Poutine et Kadhafi, personnages de romans






6 Octobre 2015

En littérature, « l’exofiction » est une tendance qui se dégage. Pour cette Rentrée notamment, certains écrivains se sont inspirés de dictateur ou de chef d’État pour en faire des personnages de romans.

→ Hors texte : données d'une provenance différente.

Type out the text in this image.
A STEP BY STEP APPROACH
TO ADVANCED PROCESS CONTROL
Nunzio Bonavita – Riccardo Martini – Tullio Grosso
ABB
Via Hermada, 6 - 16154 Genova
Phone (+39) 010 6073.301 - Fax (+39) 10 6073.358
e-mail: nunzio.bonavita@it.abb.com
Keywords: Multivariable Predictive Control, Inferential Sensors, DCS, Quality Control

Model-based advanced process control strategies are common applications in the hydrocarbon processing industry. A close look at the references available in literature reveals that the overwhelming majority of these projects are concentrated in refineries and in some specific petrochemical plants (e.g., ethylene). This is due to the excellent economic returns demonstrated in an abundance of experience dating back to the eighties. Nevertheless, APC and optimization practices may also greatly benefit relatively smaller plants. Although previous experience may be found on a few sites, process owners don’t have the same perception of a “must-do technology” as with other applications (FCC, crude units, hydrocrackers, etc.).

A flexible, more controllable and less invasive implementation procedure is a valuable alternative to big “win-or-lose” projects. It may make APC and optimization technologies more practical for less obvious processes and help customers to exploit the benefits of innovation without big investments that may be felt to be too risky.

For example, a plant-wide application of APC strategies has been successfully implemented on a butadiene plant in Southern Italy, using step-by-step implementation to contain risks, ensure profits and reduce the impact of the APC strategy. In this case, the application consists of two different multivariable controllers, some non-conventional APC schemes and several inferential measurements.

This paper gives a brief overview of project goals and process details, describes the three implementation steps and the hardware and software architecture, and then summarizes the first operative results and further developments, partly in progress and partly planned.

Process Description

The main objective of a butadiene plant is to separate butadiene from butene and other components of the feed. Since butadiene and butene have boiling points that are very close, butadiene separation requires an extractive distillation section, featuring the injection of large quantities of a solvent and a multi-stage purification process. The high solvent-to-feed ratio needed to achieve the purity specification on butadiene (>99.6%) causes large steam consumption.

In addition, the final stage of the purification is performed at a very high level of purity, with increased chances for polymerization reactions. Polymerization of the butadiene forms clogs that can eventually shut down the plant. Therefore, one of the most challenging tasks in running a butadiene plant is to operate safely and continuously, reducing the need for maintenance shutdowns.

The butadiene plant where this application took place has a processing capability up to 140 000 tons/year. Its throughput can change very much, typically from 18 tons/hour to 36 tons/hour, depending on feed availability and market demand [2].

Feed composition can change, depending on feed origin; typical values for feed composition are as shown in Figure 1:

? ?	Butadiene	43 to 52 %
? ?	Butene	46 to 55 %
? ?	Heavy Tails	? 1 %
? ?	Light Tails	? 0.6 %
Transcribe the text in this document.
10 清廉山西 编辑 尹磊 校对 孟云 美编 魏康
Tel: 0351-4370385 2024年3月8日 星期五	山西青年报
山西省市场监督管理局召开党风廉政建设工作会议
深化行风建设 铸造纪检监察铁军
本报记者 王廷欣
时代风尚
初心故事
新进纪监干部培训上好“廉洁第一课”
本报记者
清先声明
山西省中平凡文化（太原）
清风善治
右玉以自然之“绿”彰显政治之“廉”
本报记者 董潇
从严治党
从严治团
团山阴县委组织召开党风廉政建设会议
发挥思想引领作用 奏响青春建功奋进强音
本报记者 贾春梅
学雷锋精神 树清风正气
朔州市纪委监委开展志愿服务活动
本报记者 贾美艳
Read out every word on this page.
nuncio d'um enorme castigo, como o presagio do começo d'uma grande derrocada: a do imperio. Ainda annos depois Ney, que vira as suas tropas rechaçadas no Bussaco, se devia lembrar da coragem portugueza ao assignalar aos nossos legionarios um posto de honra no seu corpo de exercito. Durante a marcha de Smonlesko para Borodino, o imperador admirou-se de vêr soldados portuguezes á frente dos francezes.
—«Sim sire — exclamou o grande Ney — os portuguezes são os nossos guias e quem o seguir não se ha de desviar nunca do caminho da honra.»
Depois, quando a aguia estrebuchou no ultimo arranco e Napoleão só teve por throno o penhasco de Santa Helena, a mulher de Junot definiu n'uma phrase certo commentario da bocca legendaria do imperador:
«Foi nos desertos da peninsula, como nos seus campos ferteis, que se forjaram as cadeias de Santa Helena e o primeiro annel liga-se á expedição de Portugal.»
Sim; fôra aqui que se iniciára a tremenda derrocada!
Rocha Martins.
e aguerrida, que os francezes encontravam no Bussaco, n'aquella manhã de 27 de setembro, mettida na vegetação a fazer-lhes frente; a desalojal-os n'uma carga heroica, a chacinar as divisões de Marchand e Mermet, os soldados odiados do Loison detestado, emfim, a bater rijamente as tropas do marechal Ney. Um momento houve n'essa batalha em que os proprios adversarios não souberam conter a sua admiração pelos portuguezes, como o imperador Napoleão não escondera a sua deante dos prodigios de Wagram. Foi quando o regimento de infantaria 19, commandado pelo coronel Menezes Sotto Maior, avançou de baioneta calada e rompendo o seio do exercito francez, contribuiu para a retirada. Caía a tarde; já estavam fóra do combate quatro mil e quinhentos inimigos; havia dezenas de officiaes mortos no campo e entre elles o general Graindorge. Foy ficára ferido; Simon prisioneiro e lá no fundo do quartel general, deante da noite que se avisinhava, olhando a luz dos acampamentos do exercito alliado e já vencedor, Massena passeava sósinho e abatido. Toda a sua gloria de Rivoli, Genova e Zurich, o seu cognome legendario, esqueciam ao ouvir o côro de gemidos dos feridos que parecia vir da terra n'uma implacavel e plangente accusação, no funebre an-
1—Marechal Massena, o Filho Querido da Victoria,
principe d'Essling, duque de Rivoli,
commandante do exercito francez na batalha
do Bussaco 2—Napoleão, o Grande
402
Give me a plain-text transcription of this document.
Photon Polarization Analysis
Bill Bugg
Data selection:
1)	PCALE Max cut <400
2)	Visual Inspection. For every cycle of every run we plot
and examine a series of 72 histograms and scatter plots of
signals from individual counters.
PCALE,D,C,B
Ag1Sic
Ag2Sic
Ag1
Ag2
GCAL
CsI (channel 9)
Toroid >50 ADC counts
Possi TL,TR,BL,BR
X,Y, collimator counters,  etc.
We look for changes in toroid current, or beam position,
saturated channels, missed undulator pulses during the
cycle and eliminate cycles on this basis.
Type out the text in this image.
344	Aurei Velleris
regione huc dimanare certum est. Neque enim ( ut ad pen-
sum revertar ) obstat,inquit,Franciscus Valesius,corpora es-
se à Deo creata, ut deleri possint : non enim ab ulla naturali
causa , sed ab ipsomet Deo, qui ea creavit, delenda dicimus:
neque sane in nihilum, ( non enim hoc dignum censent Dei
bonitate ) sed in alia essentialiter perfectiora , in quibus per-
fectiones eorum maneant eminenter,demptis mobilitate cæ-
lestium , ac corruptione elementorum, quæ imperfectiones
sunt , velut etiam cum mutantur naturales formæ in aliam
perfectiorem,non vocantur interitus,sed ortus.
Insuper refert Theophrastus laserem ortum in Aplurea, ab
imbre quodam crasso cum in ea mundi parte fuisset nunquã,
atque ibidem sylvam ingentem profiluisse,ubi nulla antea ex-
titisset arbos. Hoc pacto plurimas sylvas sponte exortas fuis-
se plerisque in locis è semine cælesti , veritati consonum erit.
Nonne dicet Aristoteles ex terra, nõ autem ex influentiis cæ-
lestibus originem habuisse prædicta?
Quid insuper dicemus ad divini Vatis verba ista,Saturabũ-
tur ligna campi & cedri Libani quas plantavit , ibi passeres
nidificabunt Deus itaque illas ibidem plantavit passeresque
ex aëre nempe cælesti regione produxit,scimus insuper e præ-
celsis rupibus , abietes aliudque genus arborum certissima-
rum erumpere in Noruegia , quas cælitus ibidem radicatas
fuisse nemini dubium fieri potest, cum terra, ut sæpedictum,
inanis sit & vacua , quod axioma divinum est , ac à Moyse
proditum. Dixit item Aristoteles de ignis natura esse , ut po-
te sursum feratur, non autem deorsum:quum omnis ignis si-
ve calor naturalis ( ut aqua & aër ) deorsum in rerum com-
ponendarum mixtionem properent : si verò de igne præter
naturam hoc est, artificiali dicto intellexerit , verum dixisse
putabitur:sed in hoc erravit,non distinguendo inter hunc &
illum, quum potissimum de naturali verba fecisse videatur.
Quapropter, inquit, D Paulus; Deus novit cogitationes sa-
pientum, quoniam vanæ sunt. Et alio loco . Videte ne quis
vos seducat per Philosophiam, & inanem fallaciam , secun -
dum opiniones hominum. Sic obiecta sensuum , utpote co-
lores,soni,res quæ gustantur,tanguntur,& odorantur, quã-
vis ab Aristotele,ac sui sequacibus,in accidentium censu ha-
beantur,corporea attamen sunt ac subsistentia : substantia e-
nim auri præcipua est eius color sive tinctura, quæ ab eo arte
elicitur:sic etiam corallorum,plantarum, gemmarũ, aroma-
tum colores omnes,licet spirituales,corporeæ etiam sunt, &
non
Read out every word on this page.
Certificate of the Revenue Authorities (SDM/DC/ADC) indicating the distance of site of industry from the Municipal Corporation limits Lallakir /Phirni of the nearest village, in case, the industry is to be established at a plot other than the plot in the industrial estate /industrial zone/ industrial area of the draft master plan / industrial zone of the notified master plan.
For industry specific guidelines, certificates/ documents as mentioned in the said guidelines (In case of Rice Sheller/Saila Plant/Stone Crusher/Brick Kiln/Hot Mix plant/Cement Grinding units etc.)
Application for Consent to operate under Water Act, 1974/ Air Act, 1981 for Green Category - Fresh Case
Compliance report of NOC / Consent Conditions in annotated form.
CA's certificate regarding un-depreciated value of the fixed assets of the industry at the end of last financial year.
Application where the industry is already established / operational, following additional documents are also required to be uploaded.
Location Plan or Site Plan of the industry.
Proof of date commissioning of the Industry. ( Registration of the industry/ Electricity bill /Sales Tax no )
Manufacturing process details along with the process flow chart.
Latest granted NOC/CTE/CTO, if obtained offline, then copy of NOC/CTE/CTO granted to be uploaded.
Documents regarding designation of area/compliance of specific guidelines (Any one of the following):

Décidément, pour certains, Vladimir Poutine est inspirant. Mais aussi Muammar Kadhafi. Aussi étrange que cela puisse paraître, depuis quelques temps dans l’édition, les dictateurs ont la côte. Femmes de dictateurs de Diane Ducret (Perrin), est ce qu’on appelle un long seller, alors qu’Enfants de dictateurs de Jean-Christophe Brisard (First), marche aussi très bien...
 
Pour cette Rentrée littéraire, l’homme fort du Kremlin, sans vouloir faire l’amalgame avec « dictateur », tire son épingle du jeu. Le roman de Bernard Chambaz, Vladimir Vladimirovitch est de la pure exofiction : un genre littéraire qui crée une fiction à partir d’éléments ou de personnages réels. Genre de biographie romancée, réjouissante et brillante, le Poutine de Bernard Chambaz figure d’ailleurs sur la liste du Grand Prix de l’Académie française.
 
Dans ce roman, l’auteur se concentre sur un certain Vladimir Poutine relativement déprimé. Il y a de quoi : son homonyme n’est autre que le Président de la Fédération de Russie. À travers les yeux de son double, perturbé par l’image que peut avoir son homonyme, Bernard Chambaz, Prix Goncourt du Premier roman en 1993, retrace la vie de l’homme fort du Kremlin. Vladimir, son quasi jumeau, tient un calepin dans lequel il consigne les faits et gestes du vrai « Volodka » Poutine.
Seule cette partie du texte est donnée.